I have spent literal years, and I mean literal years going back and forth about whether to write about my life. I love telling stories and I have done a considerable amount of living in 33 years. Often, when I would attempt to write about my life, I would trigger myself, which is kind of amusing in hindsight. My subconscious mind was a proverbial minefield, and I routinely blew myself up walking around it. I would then stop, shelve the project for a few months, forget why I stopped in first (and, second, and third, and) place, start writing about my life again and well—boom.

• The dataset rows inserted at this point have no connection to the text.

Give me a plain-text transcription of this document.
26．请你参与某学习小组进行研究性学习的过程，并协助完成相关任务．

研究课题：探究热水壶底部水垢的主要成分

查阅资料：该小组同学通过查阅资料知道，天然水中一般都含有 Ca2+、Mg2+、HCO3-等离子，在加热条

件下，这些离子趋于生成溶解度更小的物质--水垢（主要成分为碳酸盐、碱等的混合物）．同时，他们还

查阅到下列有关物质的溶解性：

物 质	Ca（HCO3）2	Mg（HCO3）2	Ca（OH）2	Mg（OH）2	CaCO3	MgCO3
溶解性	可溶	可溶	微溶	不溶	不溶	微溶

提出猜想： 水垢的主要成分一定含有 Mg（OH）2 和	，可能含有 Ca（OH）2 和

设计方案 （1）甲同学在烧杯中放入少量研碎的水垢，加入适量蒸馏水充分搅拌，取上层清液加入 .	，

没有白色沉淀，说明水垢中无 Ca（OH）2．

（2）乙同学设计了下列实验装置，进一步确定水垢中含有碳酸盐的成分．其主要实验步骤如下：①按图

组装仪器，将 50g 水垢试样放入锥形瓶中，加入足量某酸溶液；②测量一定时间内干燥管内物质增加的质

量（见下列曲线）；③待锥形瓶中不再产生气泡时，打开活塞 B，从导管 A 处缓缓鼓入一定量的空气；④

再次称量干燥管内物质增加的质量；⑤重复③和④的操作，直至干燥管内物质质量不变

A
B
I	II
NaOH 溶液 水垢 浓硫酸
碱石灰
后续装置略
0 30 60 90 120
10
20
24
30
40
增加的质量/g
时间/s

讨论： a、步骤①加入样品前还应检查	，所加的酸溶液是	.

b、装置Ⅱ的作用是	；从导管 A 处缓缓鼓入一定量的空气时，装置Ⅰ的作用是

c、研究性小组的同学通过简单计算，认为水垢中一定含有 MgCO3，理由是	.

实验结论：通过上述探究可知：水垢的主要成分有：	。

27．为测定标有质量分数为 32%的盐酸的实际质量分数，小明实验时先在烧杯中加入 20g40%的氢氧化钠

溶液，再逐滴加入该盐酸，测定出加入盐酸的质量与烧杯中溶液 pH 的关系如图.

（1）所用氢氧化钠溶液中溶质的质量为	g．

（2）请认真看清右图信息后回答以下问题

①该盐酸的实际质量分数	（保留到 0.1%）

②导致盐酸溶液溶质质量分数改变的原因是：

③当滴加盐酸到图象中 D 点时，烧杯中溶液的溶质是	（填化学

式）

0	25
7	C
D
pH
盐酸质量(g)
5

After a whole lot of trial, error, failure, self-destruction and reconstruction, here I am again. Writing about my life. Walking through my subconscious mind to share tales from a life that often feels several lives all happening at the same time. The field has been swept (countless times), but who knows, there is always the possibility of something insidious lurking in some corner of my mind left unchecked. I have no fear about this possibility any longer. For the first time in my life, I accept all in its totality—the great, the good, the bad, the ugly, the beauty, the horror, the trauma, the humor, all of it.
So, welcome reader. I am Countess Blackwell, and this my life. Unfiltered. Uncensored. Unapologetic. Full disclosure—details like names, dates, and physical descriptions have been altered because the only person I have interest in exposing is myself. Other than that, everything you read in these stories is, to the best of my memory, true. With that out of the way, it is time to begin the show.